West Marine reports 2Q results


West Marine announced net revenues of $215.4 million for the second quarter of 2009, a decrease of 5 percent compared to the same quarter of 2008. Comparable-store sales dropped 1 percent.

Comparable-store sales for the second quarter 2009 benefited by $8.4 million, or 4.2 percent, because of a favorable fiscal calendar shift from fiscal year 2008.

West Marine's sales typically build week-over-week leading up to the peak of boating season, and the fiscal calendar shift meant there were more peak season days, including the Independence Day holiday, in the second quarter of this year, which benefited comparable-store sales, the company said.

Income before taxes was $32.3 million, a $5.5 million increase compared to the same period last year.

Earnings per share were $1.46, compared to 20 cents for the same period last year, which included 72 cents per share of non-recurring, non-cash charges.

"We are extremely pleased with our operating results for the second quarter. Our profitability and cash flow increased significantly, and we dramatically lowered debt," CEO Geoff Eisenberg said in a statement.

"While the boating industry overall has continued to struggle, we believe we've benefited from an uptick in boat usage in many markets, a movement towards more 'do-it-yourself' projects, and very good customer acceptance of our product line expansions," he added.

Eisenberg said the company has also been "positively impacted" by the "demise of a large competitor," referring to Boater's World going out of business.

Gross profit for the quarter was $73.1 million, a decrease of $5.3 million compared to 2008. As a percentage of net revenues, gross profit decreased by 0.7 percent to 33.9 percent, compared to gross profit of 34.6 percent last year.

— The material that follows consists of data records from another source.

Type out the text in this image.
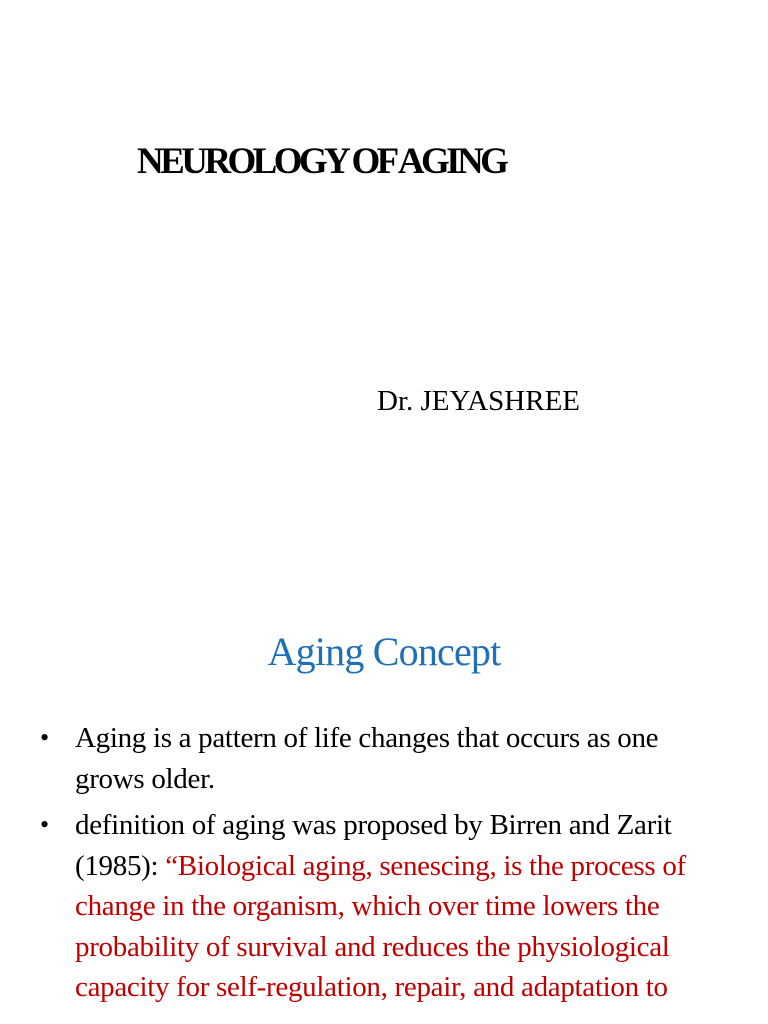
NEUROLOGY OF AGING
Dr. JEYASHREE
Aging Concept
• Aging is a pattern of life changes that occurs as one grows older.
• definition of aging was proposed by Birren and Zarit (1985): “Biological aging, senescing, is the process of change in the organism, which over time lowers the probability of survival and reduces the physiological capacity for self-regulation, repair, and adaptation to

The decrease in gross profit as a percentage of revenues primarily resulted from higher unit buying and distribution costs given the reduced inventory levels. Additionally, West Marine experienced deleveraging of store occupancy because of lower revenues and the relatively fixed nature of these expenses.

Net revenues for the 26 weeks ending July 4 were $316.3 million, a 6.9 percent decrease compared to net revenues of $339.9 million for the 26 weeks ending June 28, 2008.

Comparable-store sales declined 2.9 percent versus the same period a year ago. Comparable-store sales for the first half of 2009 benefited by $13.3 million, or 4.4 percent, from the fiscal calendar shift described above.

Gross profit for the 26 weeks ending July 4 was $95 million, a decrease of $5.9 million compared to 2008. As a percentage of net revenues, gross profit increased by 0.3 percent to 30 percent compared to gross profit of 29.7 percent last year.

West Marine, the largest specialty retailer of boating supplies and accessories, has 342 company-owned stores in 38 states, Puerto Rico and Canada, and two franchised stores located in Turkey.